Mohamed bin Zayed University of Artificial Intelligence (MBZUAI), in collaboration with Petuum and LLM360, announces the launch of K2-65B, a ground-breaking open-source 65-billion parameter large language model (LLM). K2 sets new standards in transparency and performance for open-source artificial intelligence (AI) by providing a blueprint for documenting and studying the full lifecycle of LLMs, including all reproduction details.
Using LLM360’s LLM release framework enables the community-led pursuit of the artificial general intelligence (AGI) vision through peer-reviewed, transparent, reproducible, and collaborative open-source research and development of LLMs. The model is available globally and freely under the Apache 2.0 license. K2-65B is the only third-party reproducible LLM to outperform major private sector state-of-the-art LLMs, such as the Llama 2 70B.
K2 was trained on 1.4 trillion tokens using 480 A100’s inside of NVIDIA’s DGX Cloud, using 35% fewer resources than Llama 2 70B, making it one of the world’s most sustainable models in its class. In certain areas of strategic interest, such as mathematical and logical reasoning, K2 is competitive against much larger models such as GPT-4.
LLMs have become one of the most important tools in natural language processing (NLP), enabling computers to understand and generate text in a way that is similar to how humans communicate. UAE companies have made important progress in this field in recent years, notably the world’s most advanced Arabic LLM Jais – developed in partnership with Core42, MBZUAI, and Cerebras Systems, as the nation continues to pursue a strategy to build its reputation as a key AI destination.
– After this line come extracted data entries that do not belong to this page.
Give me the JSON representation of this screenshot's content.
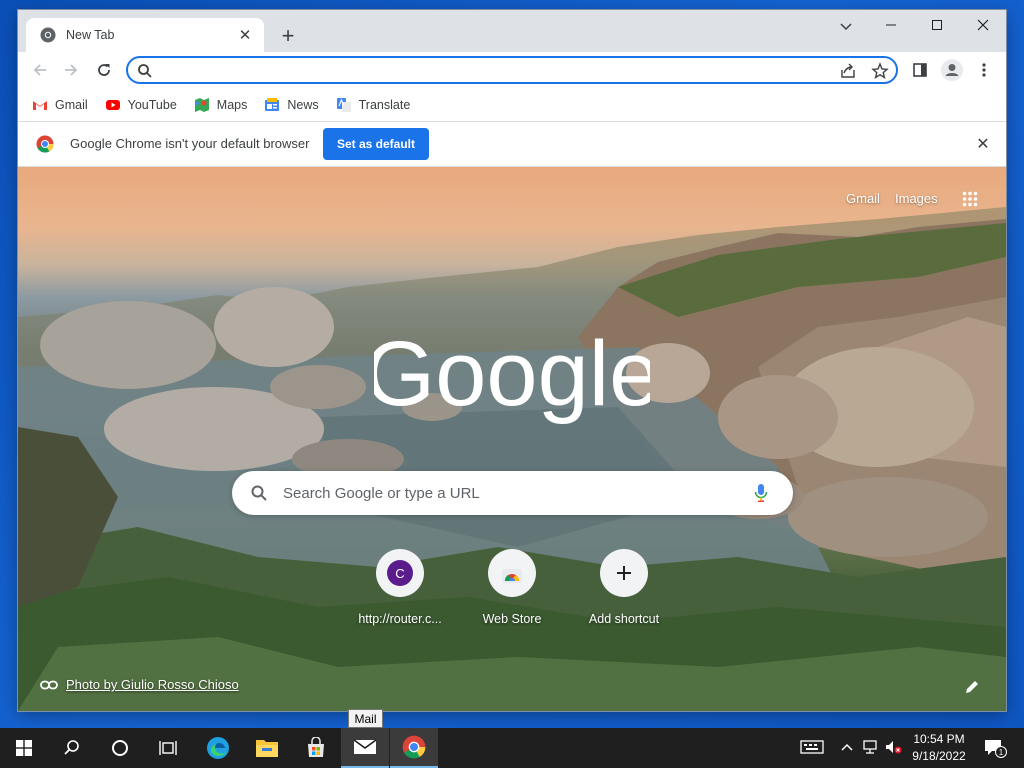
{
  "window": {
    "tab_title": "New Tab",
    "omnibox": {
      "value": "",
      "placeholder": ""
    }
  },
  "bookmarks": [
    {
      "label": "Gmail",
      "icon": "gmail-icon"
    },
    {
      "label": "YouTube",
      "icon": "youtube-icon"
    },
    {
      "label": "Maps",
      "icon": "maps-icon"
    },
    {
      "label": "News",
      "icon": "news-icon"
    },
    {
      "label": "Translate",
      "icon": "translate-icon"
    }
  ],
  "infobar": {
    "message": "Google Chrome isn't your default browser",
    "button": "Set as default"
  },
  "ntp": {
    "links": {
      "gmail": "Gmail",
      "images": "Images"
    },
    "logo_text": "Google",
    "search_placeholder": "Search Google or type a URL",
    "shortcuts": [
      {
        "label": "http://router.c...",
        "letter": "C",
        "icon": "letter-c-icon"
      },
      {
        "label": "Web Store",
        "icon": "webstore-icon"
      },
      {
        "label": "Add shortcut",
        "icon": "plus-icon"
      }
    ],
    "photo_credit": "Photo by Giulio Rosso Chioso"
  },
  "tooltip": "Mail",
  "taskbar": {
    "apps": [
      "start-icon",
      "search-icon",
      "cortana-icon",
      "task-view-icon",
      "edge-icon",
      "file-explorer-icon",
      "store-icon",
      "mail-icon",
      "chrome-icon"
    ],
    "time": "10:54 PM",
    "date": "9/18/2022",
    "notification_count": "1"
  },
  "colors": {
    "accent": "#1a73e8",
    "taskbar": "#1f1f1f",
    "desktop": "#0a4fb6"
  }
}
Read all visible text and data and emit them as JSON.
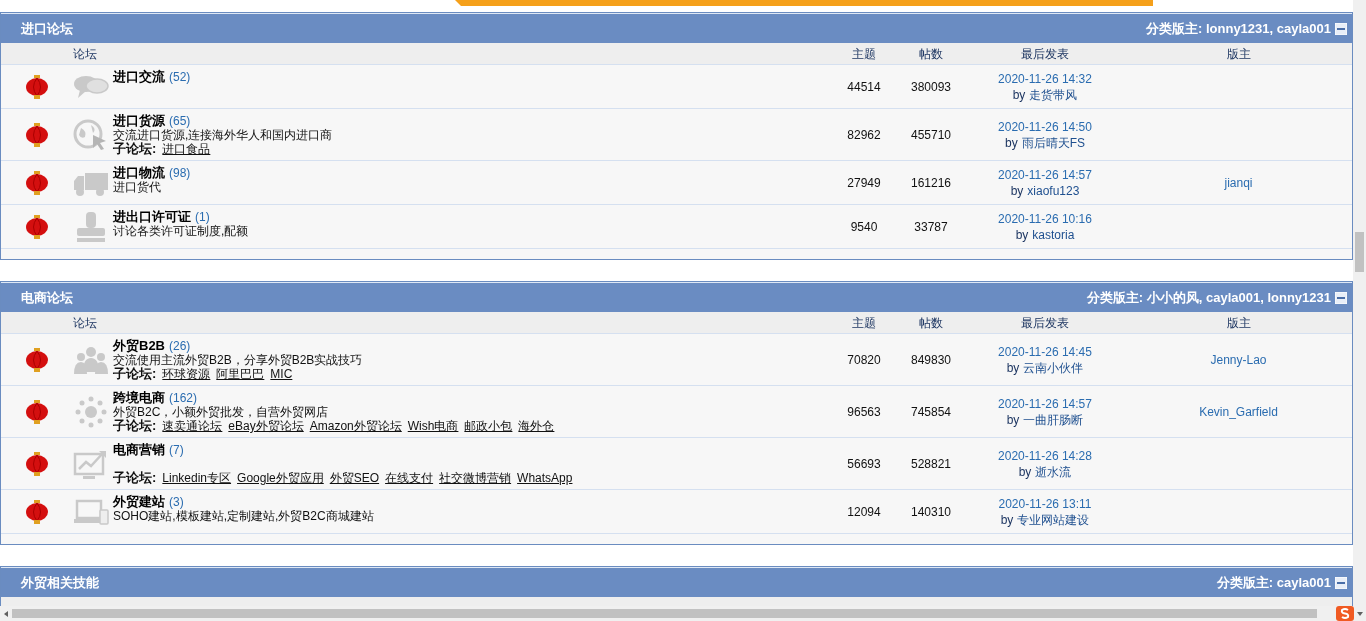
{
  "sections": [
    {
      "title": "进口论坛",
      "moderators": "分类版主: lonny1231, cayla001",
      "expanded": true,
      "columns": [
        "论坛",
        "主题",
        "帖数",
        "最后发表",
        "版主"
      ],
      "forums": [
        {
          "title": "进口交流",
          "count": "(52)",
          "topics": "44514",
          "posts": "380093",
          "last_post": {
            "time": "2020-11-26 14:32",
            "by": "by",
            "author": "走货带风"
          }
        },
        {
          "title": "进口货源",
          "count": "(65)",
          "description": "交流进口货源,连接海外华人和国内进口商",
          "subforums": {
            "label": "子论坛:",
            "links": [
              "进口食品"
            ]
          },
          "topics": "82962",
          "posts": "455710",
          "last_post": {
            "time": "2020-11-26 14:50",
            "by": "by",
            "author": "雨后晴天FS"
          }
        },
        {
          "title": "进口物流",
          "count": "(98)",
          "description": "进口货代",
          "topics": "27949",
          "posts": "161216",
          "last_post": {
            "time": "2020-11-26 14:57",
            "by": "by",
            "author": "xiaofu123"
          },
          "moderator": "jianqi"
        },
        {
          "title": "进出口许可证",
          "count": "(1)",
          "description": "讨论各类许可证制度,配额",
          "topics": "9540",
          "posts": "33787",
          "last_post": {
            "time": "2020-11-26 10:16",
            "by": "by",
            "author": "kastoria"
          }
        }
      ]
    },
    {
      "title": "电商论坛",
      "moderators": "分类版主: 小小的风, cayla001, lonny1231",
      "expanded": true,
      "columns": [
        "论坛",
        "主题",
        "帖数",
        "最后发表",
        "版主"
      ],
      "forums": [
        {
          "title": "外贸B2B",
          "count": "(26)",
          "description": "交流使用主流外贸B2B，分享外贸B2B实战技巧",
          "subforums": {
            "label": "子论坛:",
            "links": [
              "环球资源",
              "阿里巴巴",
              "MIC"
            ]
          },
          "topics": "70820",
          "posts": "849830",
          "last_post": {
            "time": "2020-11-26 14:45",
            "by": "by",
            "author": "云南小伙伴"
          },
          "moderator": "Jenny-Lao"
        },
        {
          "title": "跨境电商",
          "count": "(162)",
          "description": "外贸B2C，小额外贸批发，自营外贸网店",
          "subforums": {
            "label": "子论坛:",
            "links": [
              "速卖通论坛",
              "eBay外贸论坛",
              "Amazon外贸论坛",
              "Wish电商",
              "邮政小包",
              "海外仓"
            ]
          },
          "topics": "96563",
          "posts": "745854",
          "last_post": {
            "time": "2020-11-26 14:57",
            "by": "by",
            "author": "一曲肝肠断"
          },
          "moderator": "Kevin_Garfield"
        },
        {
          "title": "电商营销",
          "count": "(7)",
          "subforums": {
            "label": "子论坛:",
            "links": [
              "Linkedin专区",
              "Google外贸应用",
              "外贸SEO",
              "在线支付",
              "社交微博营销",
              "WhatsApp"
            ]
          },
          "topics": "56693",
          "posts": "528821",
          "last_post": {
            "time": "2020-11-26 14:28",
            "by": "by",
            "author": "逝水流"
          }
        },
        {
          "title": "外贸建站",
          "count": "(3)",
          "description": "SOHO建站,模板建站,定制建站,外贸B2C商城建站",
          "topics": "12094",
          "posts": "140310",
          "last_post": {
            "time": "2020-11-26 13:11",
            "by": "by",
            "author": "专业网站建设"
          }
        }
      ]
    },
    {
      "title": "外贸相关技能",
      "moderators": "分类版主: cayla001",
      "expanded": true
    }
  ]
}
MBZUAI President and University Professor, Eric Xing, who supported the development of K2, as well as other large-scale AI systems under the university’s Institute of Foundation Models (IFM), said: “The launch of K2-65B demonstrates the UAE’s growing prowess in superior LLM development. The model epitomizes the importance of embracing an open and collaborative approach to create LLMs with unmatched performance and efficiency, and the power to bring transformation to all sectors and organizations.”
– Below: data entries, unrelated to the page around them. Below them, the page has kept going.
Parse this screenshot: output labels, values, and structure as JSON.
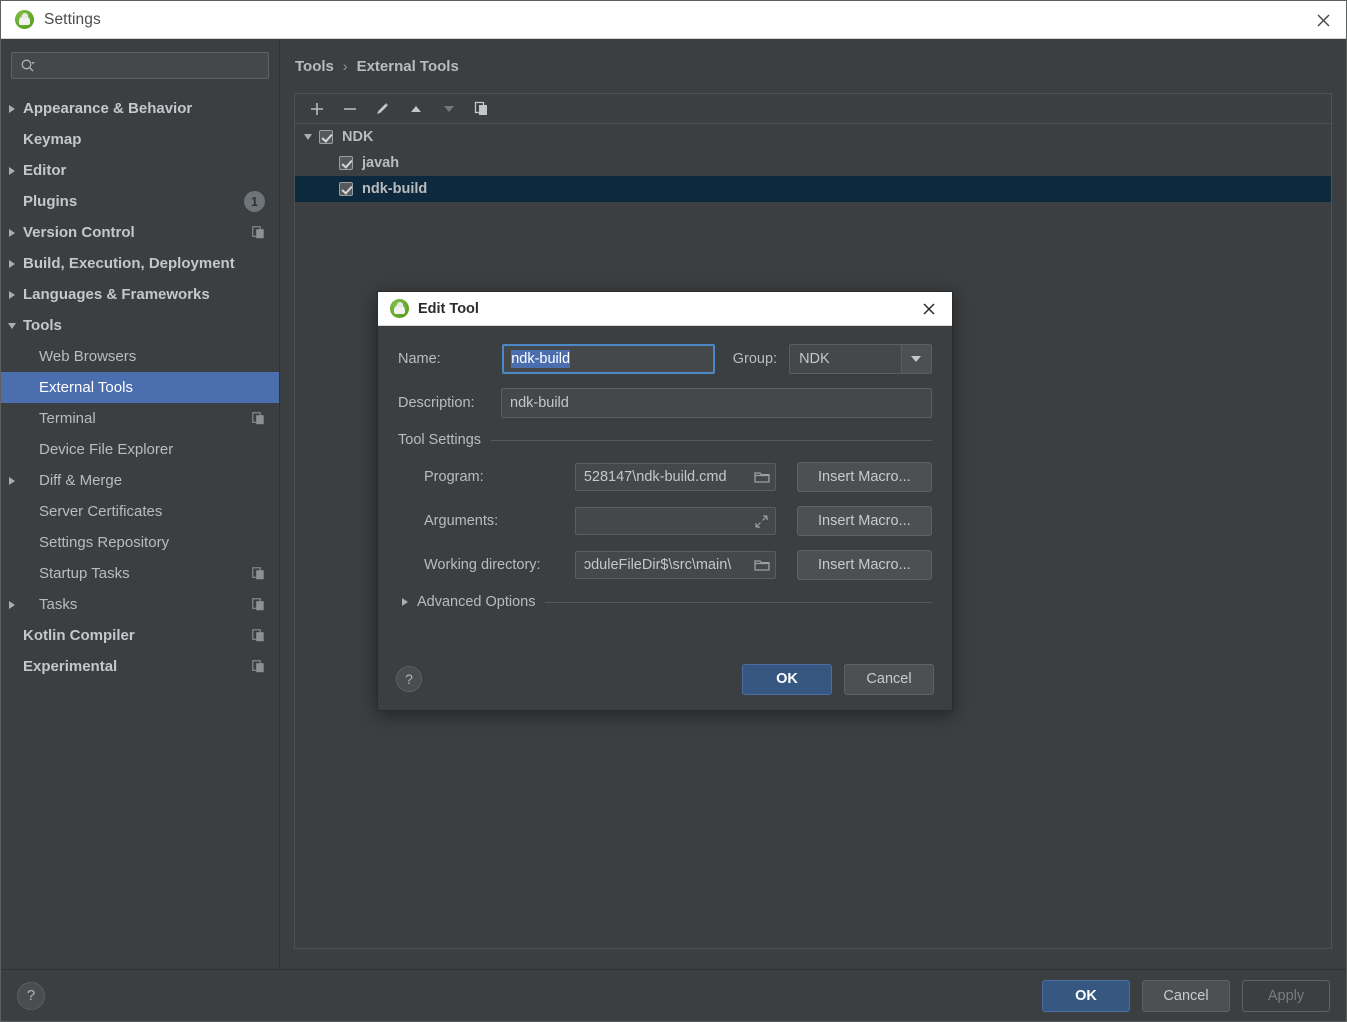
{
  "window": {
    "title": "Settings",
    "app_icon": "android-icon",
    "close_icon": "close-icon"
  },
  "sidebar": {
    "search": {
      "placeholder": "",
      "value": "",
      "icon": "search-icon"
    },
    "items": [
      {
        "label": "Appearance & Behavior",
        "arrow": "right",
        "indent": 0,
        "bold": true,
        "badge": null,
        "copy": false
      },
      {
        "label": "Keymap",
        "arrow": "none",
        "indent": 0,
        "bold": true,
        "badge": null,
        "copy": false
      },
      {
        "label": "Editor",
        "arrow": "right",
        "indent": 0,
        "bold": true,
        "badge": null,
        "copy": false
      },
      {
        "label": "Plugins",
        "arrow": "none",
        "indent": 0,
        "bold": true,
        "badge": "1",
        "copy": false
      },
      {
        "label": "Version Control",
        "arrow": "right",
        "indent": 0,
        "bold": true,
        "badge": null,
        "copy": true
      },
      {
        "label": "Build, Execution, Deployment",
        "arrow": "right",
        "indent": 0,
        "bold": true,
        "badge": null,
        "copy": false
      },
      {
        "label": "Languages & Frameworks",
        "arrow": "right",
        "indent": 0,
        "bold": true,
        "badge": null,
        "copy": false
      },
      {
        "label": "Tools",
        "arrow": "down",
        "indent": 0,
        "bold": true,
        "badge": null,
        "copy": false
      },
      {
        "label": "Web Browsers",
        "arrow": "none",
        "indent": 1,
        "bold": false,
        "badge": null,
        "copy": false
      },
      {
        "label": "External Tools",
        "arrow": "none",
        "indent": 1,
        "bold": false,
        "badge": null,
        "copy": false,
        "selected": true
      },
      {
        "label": "Terminal",
        "arrow": "none",
        "indent": 1,
        "bold": false,
        "badge": null,
        "copy": true
      },
      {
        "label": "Device File Explorer",
        "arrow": "none",
        "indent": 1,
        "bold": false,
        "badge": null,
        "copy": false
      },
      {
        "label": "Diff & Merge",
        "arrow": "right",
        "indent": 1,
        "bold": false,
        "badge": null,
        "copy": false
      },
      {
        "label": "Server Certificates",
        "arrow": "none",
        "indent": 1,
        "bold": false,
        "badge": null,
        "copy": false
      },
      {
        "label": "Settings Repository",
        "arrow": "none",
        "indent": 1,
        "bold": false,
        "badge": null,
        "copy": false
      },
      {
        "label": "Startup Tasks",
        "arrow": "none",
        "indent": 1,
        "bold": false,
        "badge": null,
        "copy": true
      },
      {
        "label": "Tasks",
        "arrow": "right",
        "indent": 1,
        "bold": false,
        "badge": null,
        "copy": true
      },
      {
        "label": "Kotlin Compiler",
        "arrow": "none",
        "indent": 0,
        "bold": true,
        "badge": null,
        "copy": true
      },
      {
        "label": "Experimental",
        "arrow": "none",
        "indent": 0,
        "bold": true,
        "badge": null,
        "copy": true
      }
    ]
  },
  "main": {
    "breadcrumb": {
      "parent": "Tools",
      "separator": "›",
      "current": "External Tools"
    },
    "toolbar": [
      {
        "name": "add-button",
        "icon": "plus-icon",
        "enabled": true
      },
      {
        "name": "remove-button",
        "icon": "minus-icon",
        "enabled": true
      },
      {
        "name": "edit-button",
        "icon": "pencil-icon",
        "enabled": true
      },
      {
        "name": "move-up-button",
        "icon": "arrow-up-icon",
        "enabled": true
      },
      {
        "name": "move-down-button",
        "icon": "arrow-down-icon",
        "enabled": false
      },
      {
        "name": "copy-button",
        "icon": "copy-icon",
        "enabled": true
      }
    ],
    "tools": [
      {
        "label": "NDK",
        "level": 0,
        "checked": true,
        "expanded": true,
        "selected": false
      },
      {
        "label": "javah",
        "level": 1,
        "checked": true,
        "expanded": null,
        "selected": false
      },
      {
        "label": "ndk-build",
        "level": 1,
        "checked": true,
        "expanded": null,
        "selected": true
      }
    ]
  },
  "footer": {
    "help_icon": "question-mark-icon",
    "ok_label": "OK",
    "cancel_label": "Cancel",
    "apply_label": "Apply",
    "apply_enabled": false
  },
  "dialog": {
    "title": "Edit Tool",
    "app_icon": "android-icon",
    "close_icon": "close-icon",
    "name_label": "Name:",
    "name_value": "ndk-build",
    "group_label": "Group:",
    "group_value": "NDK",
    "description_label": "Description:",
    "description_value": "ndk-build",
    "tool_settings_title": "Tool Settings",
    "program_label": "Program:",
    "program_value": "528147\\ndk-build.cmd",
    "program_macro_label": "Insert Macro...",
    "arguments_label": "Arguments:",
    "arguments_value": "",
    "arguments_macro_label": "Insert Macro...",
    "working_dir_label": "Working directory:",
    "working_dir_value": "ɔduleFileDir$\\src\\main\\",
    "working_dir_macro_label": "Insert Macro...",
    "advanced_options_label": "Advanced Options",
    "help_icon": "question-mark-icon",
    "ok_label": "OK",
    "cancel_label": "Cancel"
  },
  "colors": {
    "background": "#3c3f41",
    "sidebar_selection": "#4b6eaf",
    "list_selection": "#0d293e",
    "primary_button": "#365880",
    "focus_border": "#4a88c7",
    "text": "#bbbbbb"
  }
}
Trained in two stages, K2-65B underwent rigorous evaluation through 22 multidisciplinary assessments, ensuring a comprehensive performance assessment across various domains including math, coding, and medicine, among others, with the new model surpassing Llama 2 70B across each of these areas.
Even in competitive arenas like the Open LLM Leaderboard, K2-65B demonstrated high-quality performance metrics. The chat model, K2-Chat, outperforms Llama 2 70B Chat in every aspect of evaluation, underscores its capabilities in understanding and generating human-like responses across diverse scenarios.
Petuum’s Head of Engineering and the lead developer of the model, Hector Liu, said: “Providing the blueprint for reproducing K2 is paramount to advancing the world’s knowledge, research ability, and development options for large language models. Releasing a model of this size and quality, along with reproduction steps, will have reverberating positive effects for the open-source ecosystem as the community engages with the model and benefits from our learnings, similar to what we have seen with prior LLM360 models, such as Amber and CrystalCoder.”
What sets K2-65B apart from existing LLMs is its full transparency enabled through the LLM360 Pretraining and Developer Suites. Equipped with detailed training guides, intermediate checkpoints, and evaluation results, K2-65B ensures reproducibility and auditability throughout its development process.
Using less computing power than comparable LLMs, K2-65B supports greater operational efficiency and reduced energy consumption, enabling users around the world to adhere to sustainable computing practices.
In addition, the LLM360 Research Suite offers a wealth of artifacts to study training dynamics, providing researchers and developers with invaluable resources for further exploration.
Looking ahead, the developers plan to incorporate image understanding capabilities and ongoing development and evaluation initiatives aimed at continually enhancing its performance and versatility.